Get Me Out of the Tuscan Sun

By Rachel Martin

One student's summer at an archaeological field school in Italy went horribly awry. Learn from the pitfalls of her experience, and prepare yourself for challenges as well as triumphs in going abroad.

I want to be perfectly open about this: I hated my study abroad.  I know I'm supposed to say it was a wonderful experience-words can't begin to describe all the fun I had.  I wish that were true.

            Let me start at the beginning.  I like ancient history.  Ever since high school I thought I might like to be an archaeologist.  So this summer I enrolled in an archaeological field school.  A field school is where you go to learn how to run a dig.  This was one of the best.

            This was not my first study abroad.  Two summers ago I spent a month in Athens studying mythology.  I loved it.  I expected to love Italy as well.
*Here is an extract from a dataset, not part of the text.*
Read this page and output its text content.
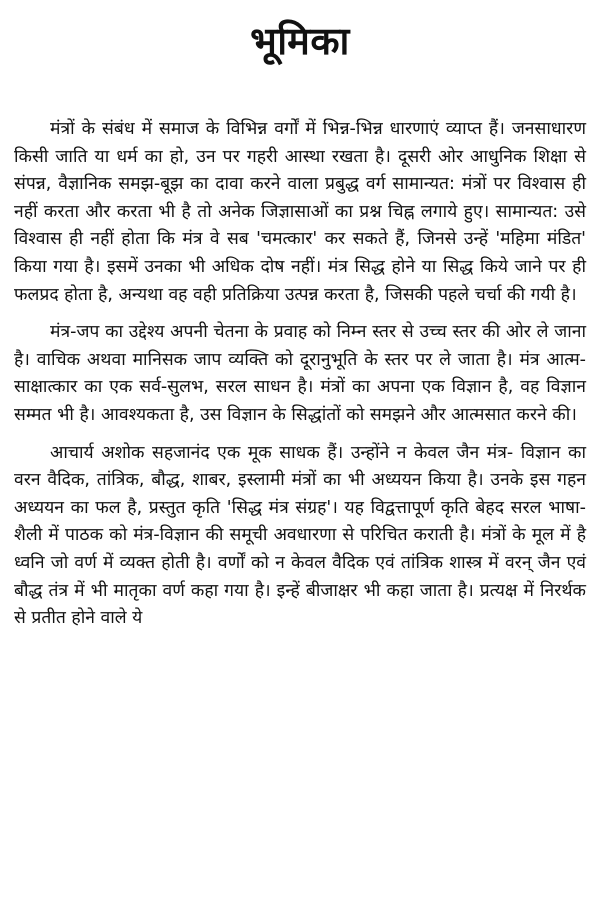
भूमिका

मंत्रों के संबंध में समाज के विभिन्न वर्गों में भिन्न-भिन्न धारणाएं व्याप्त हैं। जनसाधारण किसी जाति या धर्म का हो, उन पर गहरी आस्था रखता है। दूसरी ओर आधुनिक शिक्षा से संपन्न, वैज्ञानिक समझ-बूझ का दावा करने वाला प्रबुद्ध वर्ग सामान्यत: मंत्रों पर विश्वास ही नहीं करता और करता भी है तो अनेक जिज्ञासाओं का प्रश्न चिह्न लगाये हुए। सामान्यत: उसे विश्वास ही नहीं होता कि मंत्र वे सब 'चमत्कार' कर सकते हैं, जिनसे उन्हें 'महिमा मंडित' किया गया है। इसमें उनका भी अधिक दोष नहीं। मंत्र सिद्ध होने या सिद्ध किये जाने पर ही फलप्रद होता है, अन्यथा वह वही प्रतिक्रिया उत्पन्न करता है, जिसकी पहले चर्चा की गयी है।

मंत्र-जप का उद्देश्य अपनी चेतना के प्रवाह को निम्न स्तर से उच्च स्तर की ओर ले जाना है। वाचिक अथवा मानिसक जाप व्यक्ति को दूरानुभूति के स्तर पर ले जाता है। मंत्र आत्म-साक्षात्कार का एक सर्व-सुलभ, सरल साधन है। मंत्रों का अपना एक विज्ञान है, वह विज्ञान सम्मत भी है। आवश्यकता है, उस विज्ञान के सिद्धांतों को समझने और आत्मसात करने की।

आचार्य अशोक सहजानंद एक मूक साधक हैं। उन्होंने न केवल जैन मंत्र- विज्ञान का वरन वैदिक, तांत्रिक, बौद्ध, शाबर, इस्लामी मंत्रों का भी अध्ययन किया है। उनके इस गहन अध्ययन का फल है, प्रस्तुत कृति 'सिद्ध मंत्र संग्रह'। यह विद्वत्तापूर्ण कृति बेहद सरल भाषा-शैली में पाठक को मंत्र-विज्ञान की समूची अवधारणा से परिचित कराती है। मंत्रों के मूल में है ध्वनि जो वर्ण में व्यक्त होती है। वर्णों को न केवल वैदिक एवं तांत्रिक शास्त्र में वरन् जैन एवं बौद्ध तंत्र में भी मातृका वर्ण कहा गया है। इन्हें बीजाक्षर भी कहा जाता है। प्रत्यक्ष में निरर्थक से प्रतीत होने वाले ये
            By now you may wonder what went wrong.  I think the environment was a major factor.  Athens is a city.  This summer, I was in rural Italy.  There was no public internet.  Buses to other towns came about four times a day, and never on Sundays.  The dig schedule kept everyone busy until all but the last bus had left, so it was effectively impossible to go anywhere, except on Saturdays.

            In a city, there are things to see and do.  If you don't like your classmates you can find other friends.  This does not work in a village.  Those who did not like to drink (me, for instance) could not easily make friends.  Those who could not make friends within the group (again, me) were in for a very long summer.  I felt very much alone.  Yet I was very crowded, because all the students lived together in one run-down old house.  The environment was stressful, and tended to bring out the worst in people.  I called home more than anyone else, often in tears.  My brother suggested sending me cookies to share with the group, to help me make friends.  I asked him to send earplugs instead.

            There was another difference too.  The class in Athens was strictly academic.  The field school was basically hard labor.  I am a very small person, with no upper body strength to speak of.  I've been on digs before, but they were never this labor intensive.  No one in this field school seemed to accept that different people have different abilities.  I could barely walk to the site every day, let alone handle a pickaxe once I got there.

I finally told the director that if I had to keep going up to the site I had to drop out.  To his credit, he was sympathetic.  He said field work wasn't for everyone.  He let me stay in the field lab helping the conservator.  There was one problem: I still had to live with the other students, and now they were hostile to me for leaving the site rather than suffering in silence.

Finally, field school ended.  No doubt, some life lesson will present itself down the line, but so far nothing comes to mind.  I have learned that I don't want to be a field archaeologist after all.  I like conservation.  I haven't made any friends, but I don't expect to see these people again anyway.  My mother thinks I should consider the summer research for a novel.  All I know is I'm glad it's over.